After the war the French Government decided to rebuild the city with faithful reproductions of the ancient buildings and homes as a tribute to the city’s medieval heritage. Today we see the results of their efforts as the facades remain true to the spirit of the original buildings, even though their interiors were rebuilt to modern specifications. The belfry, although reconstructed with a concrete framework, maintained its beauty with the stone dressing they attached. And in 1932 the beautiful sounds of the 37 bells were restored to bring life back in to the belfry.
Underneath the town hall is another discovery, this one even older than the original belfry- Les Boves.
Les Boves (or cellars) are a series of underground passages that were first dug out in the 10th century and have had many uses. Originally used for the chalk that was extracted from their depths, they then became the cellars of wealthy merchants that lived in the gabled houses around the squares of Arras. In the many little corridors, niches, and rooms, they stored goods (and sometimes even trash) below ground if they didn’t have enough space in their home. In more recent history they were used in WWI by the Allied soldiers who sheltered in the tunnels in preparation for the Battle of Arras.

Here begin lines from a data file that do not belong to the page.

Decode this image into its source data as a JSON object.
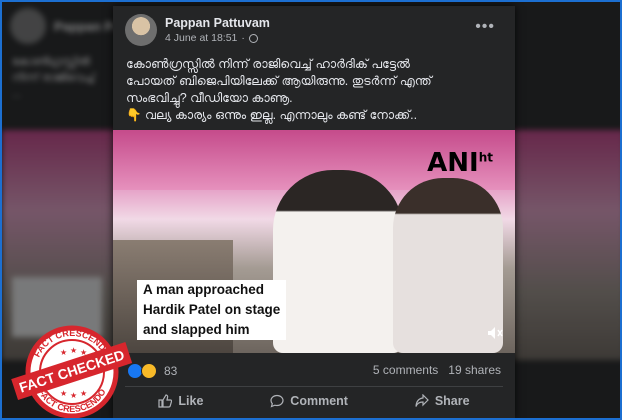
{
  "background": {
    "name": "Pappan Pa...",
    "sub": "4 June at 18:51",
    "text": "കോൺഗ്രസ്സിൽ നിന്ന് രാജിവെച്ച് ..."
  },
  "post": {
    "author": "Pappan Pattuvam",
    "timestamp": "4 June at 18:51",
    "more_icon": "more-horizontal-icon",
    "text_lines": [
      "കോൺഗ്രസ്സിൽ നിന്ന് രാജിവെച്ച് ഹാർദിക് പട്ടേൽ",
      "പോയത് ബിജെപിയിലേക്ക് ആയിരുന്നു. തുടർന്ന് എന്ത്",
      "സംഭവിച്ചു? വീഡിയോ കാണൂ.",
      "👇 വല്യ കാര്യം ഒന്നും ഇല്ല. എന്നാലും കണ്ട് നോക്ക്.."
    ]
  },
  "video": {
    "logo": "ANI",
    "logo_sup": "ht",
    "caption_lines": [
      "A man approached",
      "Hardik Patel on stage",
      "and slapped him"
    ],
    "mute_icon": "volume-muted-icon"
  },
  "stats": {
    "reaction_count": "83",
    "comments": "5 comments",
    "shares": "19 shares"
  },
  "actions": {
    "like": "Like",
    "comment": "Comment",
    "share": "Share"
  },
  "stamp": {
    "top": "FACT CRESCENDO",
    "middle": "FACT CHECKED",
    "bottom": "FACT CRESCENDO"
  },
  "colors": {
    "accent": "#1c6fd1",
    "card": "#242526",
    "stamp_red": "#d7262d"
  }
}
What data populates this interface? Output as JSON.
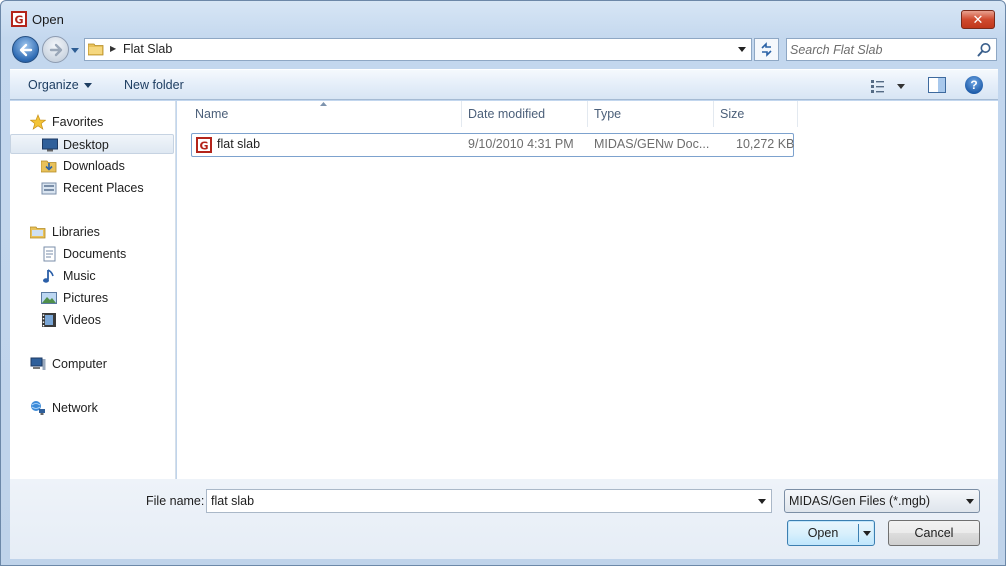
{
  "window": {
    "title": "Open",
    "close_label": "✕"
  },
  "address": {
    "breadcrumb": "Flat Slab"
  },
  "search": {
    "placeholder": "Search Flat Slab"
  },
  "toolbar": {
    "organize_label": "Organize",
    "new_folder_label": "New folder"
  },
  "nav": {
    "favorites": "Favorites",
    "desktop": "Desktop",
    "downloads": "Downloads",
    "recent_places": "Recent Places",
    "libraries": "Libraries",
    "documents": "Documents",
    "music": "Music",
    "pictures": "Pictures",
    "videos": "Videos",
    "computer": "Computer",
    "network": "Network"
  },
  "columns": {
    "name": "Name",
    "date_modified": "Date modified",
    "type": "Type",
    "size": "Size"
  },
  "files": [
    {
      "name": "flat slab",
      "date_modified": "9/10/2010 4:31 PM",
      "type": "MIDAS/GENw Doc...",
      "size": "10,272 KB"
    }
  ],
  "bottom": {
    "file_name_label": "File name:",
    "file_name_value": "flat slab",
    "filter_value": "MIDAS/Gen Files (*.mgb)",
    "open_label": "Open",
    "cancel_label": "Cancel"
  },
  "colors": {
    "accent": "#2d6ab3",
    "selection_border": "#7da2ce"
  }
}
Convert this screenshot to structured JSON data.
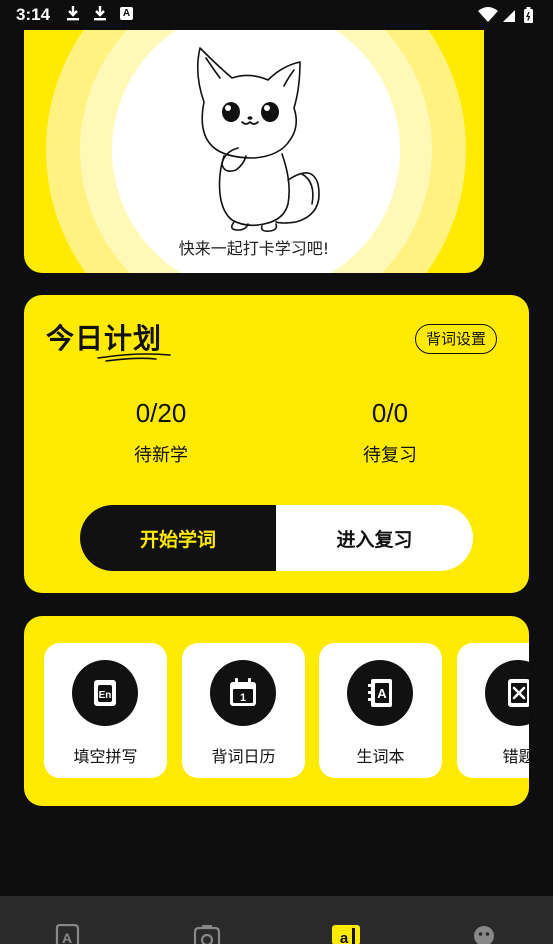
{
  "status_bar": {
    "time": "3:14",
    "notification_icons": [
      "download-icon",
      "download-icon",
      "a-icon"
    ],
    "a_label": "A",
    "system_icons": [
      "wifi-icon",
      "signal-icon",
      "battery-icon"
    ]
  },
  "banner": {
    "caption": "快来一起打卡学习吧!"
  },
  "plan": {
    "title": "今日计划",
    "settings_label": "背词设置",
    "new_count": "0/20",
    "new_label": "待新学",
    "review_count": "0/0",
    "review_label": "待复习",
    "start_button": "开始学词",
    "review_button": "进入复习"
  },
  "tools": [
    {
      "label": "填空拼写",
      "icon": "en-card-icon"
    },
    {
      "label": "背词日历",
      "icon": "calendar-icon"
    },
    {
      "label": "生词本",
      "icon": "notebook-icon"
    },
    {
      "label": "错题",
      "icon": "wrong-question-icon"
    }
  ],
  "tab_bar": {
    "tabs": [
      "text-icon",
      "camera-icon",
      "word-icon",
      "profile-icon"
    ],
    "active_index": 2
  },
  "colors": {
    "accent": "#ffea00",
    "background": "#0e0e0e",
    "dark": "#111111"
  }
}
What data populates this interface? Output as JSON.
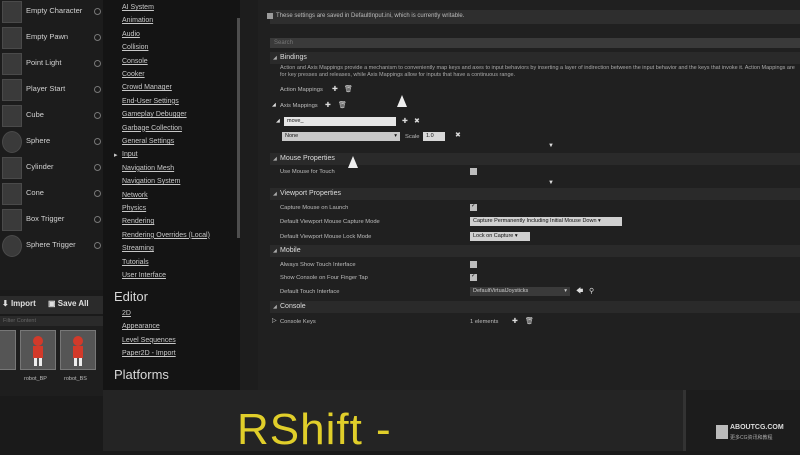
{
  "place_actors": {
    "items": [
      {
        "label": "Empty Character",
        "icon": "empty-character-icon"
      },
      {
        "label": "Empty Pawn",
        "icon": "empty-pawn-icon"
      },
      {
        "label": "Point Light",
        "icon": "point-light-icon"
      },
      {
        "label": "Player Start",
        "icon": "player-start-icon"
      },
      {
        "label": "Cube",
        "icon": "cube-icon"
      },
      {
        "label": "Sphere",
        "icon": "sphere-icon"
      },
      {
        "label": "Cylinder",
        "icon": "cylinder-icon"
      },
      {
        "label": "Cone",
        "icon": "cone-icon"
      },
      {
        "label": "Box Trigger",
        "icon": "box-trigger-icon"
      },
      {
        "label": "Sphere Trigger",
        "icon": "sphere-trigger-icon"
      }
    ]
  },
  "content_browser": {
    "import_label": "Import",
    "save_all_label": "Save All",
    "filter_text": "Filter Content",
    "assets": [
      "robot_BP",
      "robot_BS"
    ]
  },
  "categories": {
    "engine_items": [
      "AI System",
      "Animation",
      "Audio",
      "Collision",
      "Console",
      "Cooker",
      "Crowd Manager",
      "End-User Settings",
      "Gameplay Debugger",
      "Garbage Collection",
      "General Settings",
      "Input",
      "Navigation Mesh",
      "Navigation System",
      "Network",
      "Physics",
      "Rendering",
      "Rendering Overrides (Local)",
      "Streaming",
      "Tutorials",
      "User Interface"
    ],
    "selected": "Input",
    "editor_heading": "Editor",
    "editor_items": [
      "2D",
      "Appearance",
      "Level Sequences",
      "Paper2D - Import"
    ],
    "platforms_heading": "Platforms"
  },
  "settings": {
    "notice": "These settings are saved in DefaultInput.ini, which is currently writable.",
    "search_placeholder": "Search",
    "bindings": {
      "title": "Bindings",
      "description": "Action and Axis Mappings provide a mechanism to conveniently map keys and axes to input behaviors by inserting a layer of indirection between the input behavior and the keys that invoke it. Action Mappings are for key presses and releases, while Axis Mappings allow for inputs that have a continuous range.",
      "action_mappings_label": "Action Mappings",
      "axis_mappings_label": "Axis Mappings",
      "axis_name_value": "move_",
      "key_select_value": "None",
      "scale_label": "Scale",
      "scale_value": "1.0"
    },
    "mouse_properties": {
      "title": "Mouse Properties",
      "use_mouse_for_touch_label": "Use Mouse for Touch",
      "use_mouse_for_touch": false
    },
    "viewport_properties": {
      "title": "Viewport Properties",
      "capture_mouse_label": "Capture Mouse on Launch",
      "capture_mouse": true,
      "capture_mode_label": "Default Viewport Mouse Capture Mode",
      "capture_mode_value": "Capture Permanently Including Initial Mouse Down",
      "lock_mode_label": "Default Viewport Mouse Lock Mode",
      "lock_mode_value": "Lock on Capture"
    },
    "mobile": {
      "title": "Mobile",
      "always_show_touch_label": "Always Show Touch Interface",
      "always_show_touch": false,
      "show_console_label": "Show Console on Four Finger Tap",
      "show_console": true,
      "touch_interface_label": "Default Touch Interface",
      "touch_interface_value": "DefaultVirtualJoysticks"
    },
    "console": {
      "title": "Console",
      "console_keys_label": "Console Keys",
      "console_keys_count": "1 elements"
    }
  },
  "caption": "RShift -",
  "watermark": {
    "title": "ABOUTCG.COM",
    "subtitle": "更多CG资讯和教程"
  }
}
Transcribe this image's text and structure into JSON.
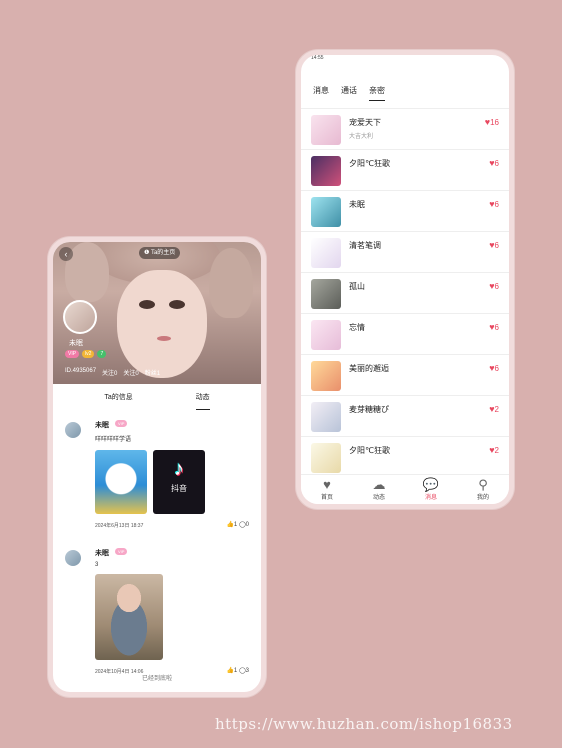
{
  "left_phone": {
    "follow_pill": "❶ Ta的主页",
    "username": "未眠",
    "badges": [
      "VIP",
      "lv2",
      "7"
    ],
    "stats": [
      "ID.4935067",
      "关注0",
      "关注0",
      "粉丝1"
    ],
    "tabs": [
      "Ta的信息",
      "动态"
    ],
    "active_tab": "动态",
    "posts": [
      {
        "name": "未眠",
        "vip": "VIP",
        "text": "咩咩咩咩学语",
        "tiktok_word": "抖音",
        "time": "2024年6月13日 18:37",
        "likes": "1",
        "comments": "0"
      },
      {
        "name": "未眠",
        "vip": "VIP",
        "text": "3",
        "time": "2024年10月4日 14:06",
        "likes": "1",
        "comments": "3"
      }
    ],
    "end_note": "已经到底啦"
  },
  "right_phone": {
    "status": "14:55",
    "tabs": [
      "消息",
      "通话",
      "亲密"
    ],
    "active_tab": "亲密",
    "rows": [
      {
        "name": "宠爱天下",
        "sub": "大吉大利",
        "score": "16",
        "color": "#f3d6e6"
      },
      {
        "name": "夕阳℃狂歌",
        "sub": "",
        "score": "6",
        "color": "#3a2b4f"
      },
      {
        "name": "未眠",
        "sub": "",
        "score": "6",
        "color": "#7fc7d6"
      },
      {
        "name": "清茗笔调",
        "sub": "",
        "score": "6",
        "color": "#efe6f2"
      },
      {
        "name": "孤山",
        "sub": "",
        "score": "6",
        "color": "#8a8a84"
      },
      {
        "name": "忘情",
        "sub": "",
        "score": "6",
        "color": "#f2d7ea"
      },
      {
        "name": "美丽的邂逅",
        "sub": "",
        "score": "6",
        "color": "#f5c98a"
      },
      {
        "name": "麦芽糖糖ぴ",
        "sub": "",
        "score": "2",
        "color": "#e2dde6"
      },
      {
        "name": "夕阳℃狂歌",
        "sub": "",
        "score": "2",
        "color": "#f1efd7"
      }
    ],
    "nav": [
      {
        "label": "首页",
        "icon": "heart-icon"
      },
      {
        "label": "动态",
        "icon": "cloud-icon"
      },
      {
        "label": "消息",
        "icon": "chat-icon"
      },
      {
        "label": "我的",
        "icon": "user-icon"
      }
    ],
    "active_nav": "消息"
  },
  "watermark": "https://www.huzhan.com/ishop16833",
  "accent_color": "#e8475f",
  "background_color": "#d8b0ae"
}
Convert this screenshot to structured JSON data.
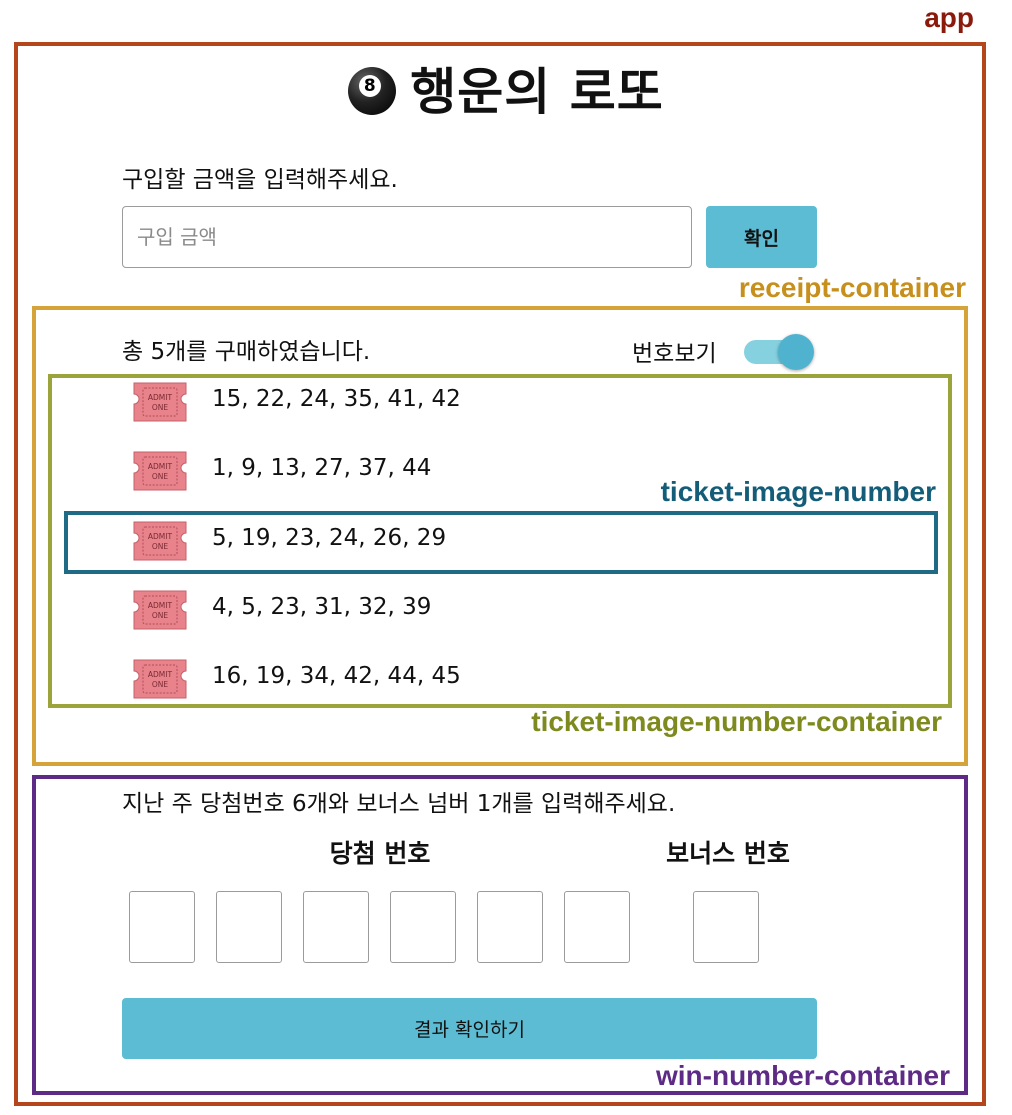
{
  "annotations": {
    "app": "app",
    "receipt_container": "receipt-container",
    "ticket_image_number": "ticket-image-number",
    "ticket_image_number_container": "ticket-image-number-container",
    "win_number_container": "win-number-container"
  },
  "header": {
    "icon": "8-ball-icon",
    "title": "행운의 로또"
  },
  "purchase": {
    "label": "구입할 금액을 입력해주세요.",
    "placeholder": "구입 금액",
    "value": "",
    "confirm_label": "확인"
  },
  "receipt": {
    "count_text": "총 5개를 구매하였습니다.",
    "toggle_label": "번호보기",
    "toggle_on": true,
    "ticket_icon": "admit-one-ticket-icon",
    "ticket_icon_text": [
      "ADMIT",
      "ONE"
    ],
    "tickets": [
      {
        "numbers": "15, 22, 24, 35, 41, 42"
      },
      {
        "numbers": "1, 9, 13, 27, 37, 44"
      },
      {
        "numbers": "5, 19, 23, 24, 26, 29"
      },
      {
        "numbers": "4, 5, 23, 31, 32, 39"
      },
      {
        "numbers": "16, 19, 34, 42, 44, 45"
      }
    ]
  },
  "win_numbers": {
    "description": "지난 주 당첨번호 6개와 보너스 넘버 1개를 입력해주세요.",
    "winning_heading": "당첨 번호",
    "bonus_heading": "보너스 번호",
    "winning_values": [
      "",
      "",
      "",
      "",
      "",
      ""
    ],
    "bonus_value": "",
    "result_button_label": "결과 확인하기"
  },
  "colors": {
    "accent": "#5bbcd3",
    "toggle_track": "#85d1e0",
    "ticket": "#e8838b",
    "app_frame": "#b5451b",
    "receipt_frame": "#d6a23a",
    "ticket_container_frame": "#9aa43a",
    "ticket_row_frame": "#1f6a84",
    "win_frame": "#5d2b86"
  }
}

Today the tunnels are open for tours and we were fortunate to receive a private tour of this interesting site because we happened to still be the only ones at the Tourism Office even after our visit up the belfry. Our guide led us down to the deepest depths of 12 m below street level and we then made our way up the to the other levels at 8 m, then 4 m below the streets. She recounted the history from construction all the way to their present use and we quite enjoyed her stories and the tour and would definitely recommend it to visitors planning some time in Arras.
When visiting one needs to be mindful of the low ceilings and potentially slippery floors due to water dripping from the ceiling. The tunnels stay a constant 80% humidity and about 10°C – which is actually quite nice and warm when you’ve been outside up a belfry in March in the wind.
After our tour of Les Boves it was time for us to make our way to our Airbnb apartment for a little dinner and to relax for the evening. While waiting for dinner to cook we enjoyed a quick game of pool (well L enjoyed it more than me as he won!) in the very comfortable flat we found in Arras. We would recommend this place to anyone staying in the area and if you do go you have to check out the view from the shower- yes, the shower. The shower had cool multi-coloured lights in it (I’m not sure why but it was neat) and when standing in the shower you could see out the skylight over the rooftops of Arras- definitely a nice surprise in the morning.
Both Les Boves and the belfry are open year round following the hours of the Tourism office. Closed January 1, December 25, and three weeks after the Christmas holiday.
Location: Hôtel de Ville, Place des Héros 62000 Arras || Phone: 03 21 51 26 95 || Email: email@example.com
Both the belfry and Les Boves are accessed from the Tourism office that is located right below the belfry.
Parking: Available on the streets and in the town squares for a fee that is paid at parking meters along the street. The green pin on the map marks the town square we parked in and it was just a quick walk around the corner to the belfry.
The Town Hall is also available to tour if you are visiting and it is located right next to the Tourism office too.